Hizbullah’ın İsrail’in Hayfa kentinin güneyindeki askeri üssünü İHA’larla vurması çatışma sürecinin kızışacağının açık işaretidir. Sadece Ortadoğu değil, dünyanın geneli bıçak sırtında, diken üstünde, belirsizliğin kapsama alanındadır. Nitekim çok dikkatli olmamız gerekmektedir. Lübnan’da bulunan vatandaşlarımızın başarıyla ve zamanında tahliyesi de bugünkü sıkıntılı atmosferde milletimizi teselli eden bir gelişmedir.
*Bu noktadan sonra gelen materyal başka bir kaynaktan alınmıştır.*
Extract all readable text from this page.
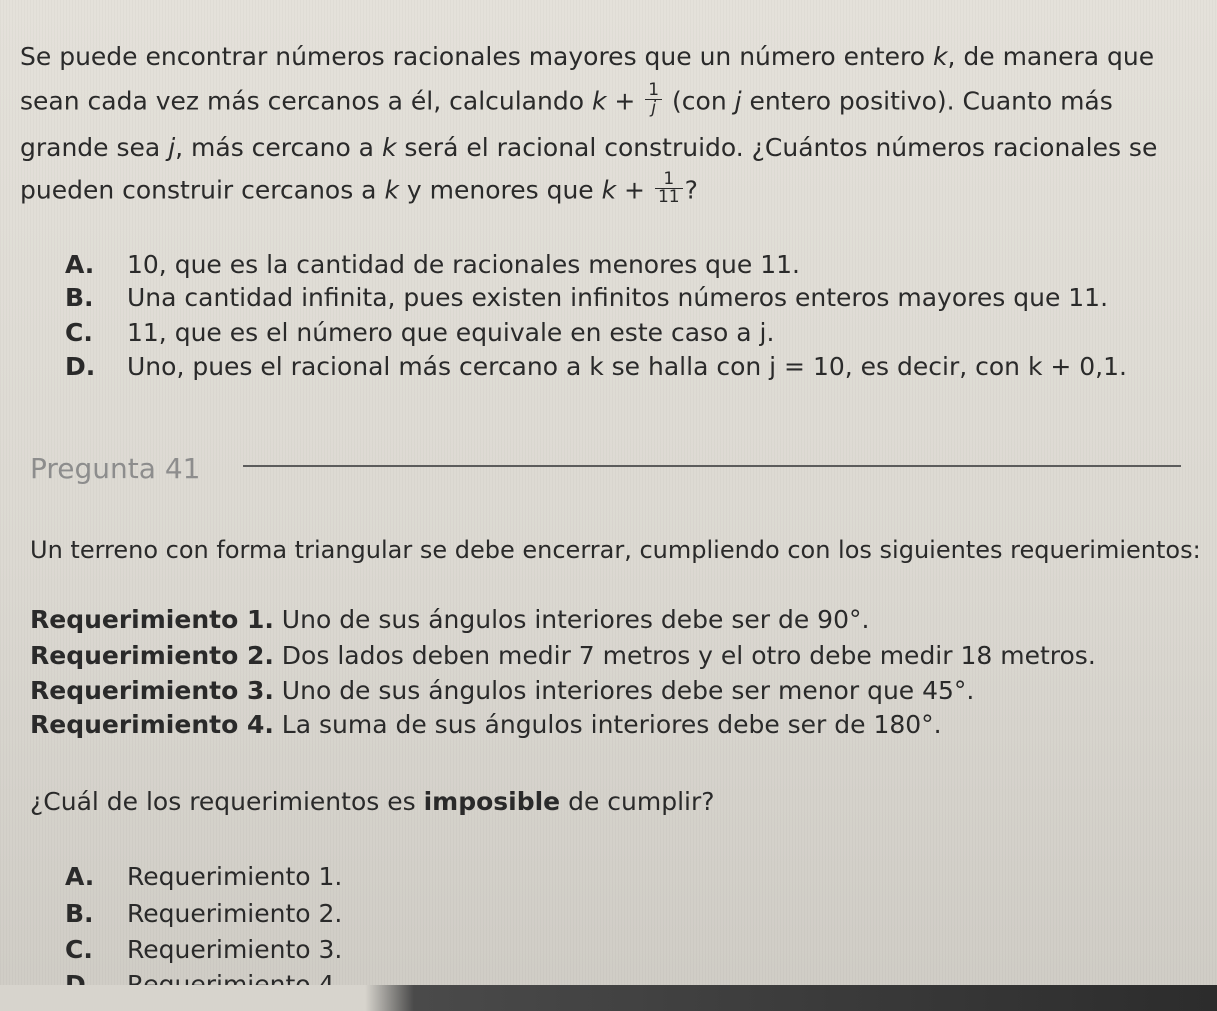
Se puede encontrar números racionales mayores que un número entero k, de manera que
sean cada vez más cercanos a él, calculando $k + \frac{1}{j} (con$ j entero positivo). Cuanto más
grande sea j, más cercano a k será el racional construido. ¿Cuántos números racionales se
pueden construir cercanos a k y menores que $k + \frac{1}{11}$ ?
A. 10, que es la cantidad de racionales menores que 11.
B. Una cantidad infinita, pues existen infinitos números enteros mayores que 11.
C. 11, que es el número que equivale en este caso a j.
D. Uno, pues el racional más cercano a k se halla con j = 10, es decir, con k + 0,1.
Pregunta 41
Un terreno con forma triangular se debe encerrar, cumpliendo con los siguientes requerimientos:
Requerimiento 1. Uno de sus ángulos interiores debe ser de 90°.
Requerimiento 2. Dos lados deben medir 7 metros y el otro debe medir 18 metros.
Requerimiento 3. Uno de sus ángulos interiores debe ser menor que 45°.
Requerimiento 4. La suma de sus ángulos interiores debe ser de 180°.
¿Cuál de los requerimientos es imposible de cumplir?
A. Requerimiento 1.
B. Requerimiento 2.
C. Requerimiento 3.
Kuzeyimizde cereyan eden Rusya ile Ukrayna savaşı, güneyimizin baştan ayağa tutuşması, batımızda Yunanistan’ın yaygın tahrikleri, doğumuzda silahlı bölücü terörün iğrenç emelleri ehl-i vatanın ayağa kalkması için gerek ve yeter şartların sağlandığına en bariz delildir.
Milliyetçi Hareket Partisi hem içimizde hem de dışımızda barış havasının, barış kuşağının egemen olmasını iliklerine kadar arzulamaktadır. Çatışmanın sonu yoktur. Savaşın galibi yoktur. İsrail’in Ortadoğu’da tarihi bir hüsran ve hezimete mahkum olması kaçınılmazdır. 1967 sınırları temelinde, bağımsız, coğrafi bütünlüğüne haiz, başkenti Doğu Kudüs olan Filistin devleti mutlaka tanınmalıdır. İsrail ile Filistin arasında iki devletli çözümün dışında da bir üçüncü yol bulunmamaktadır.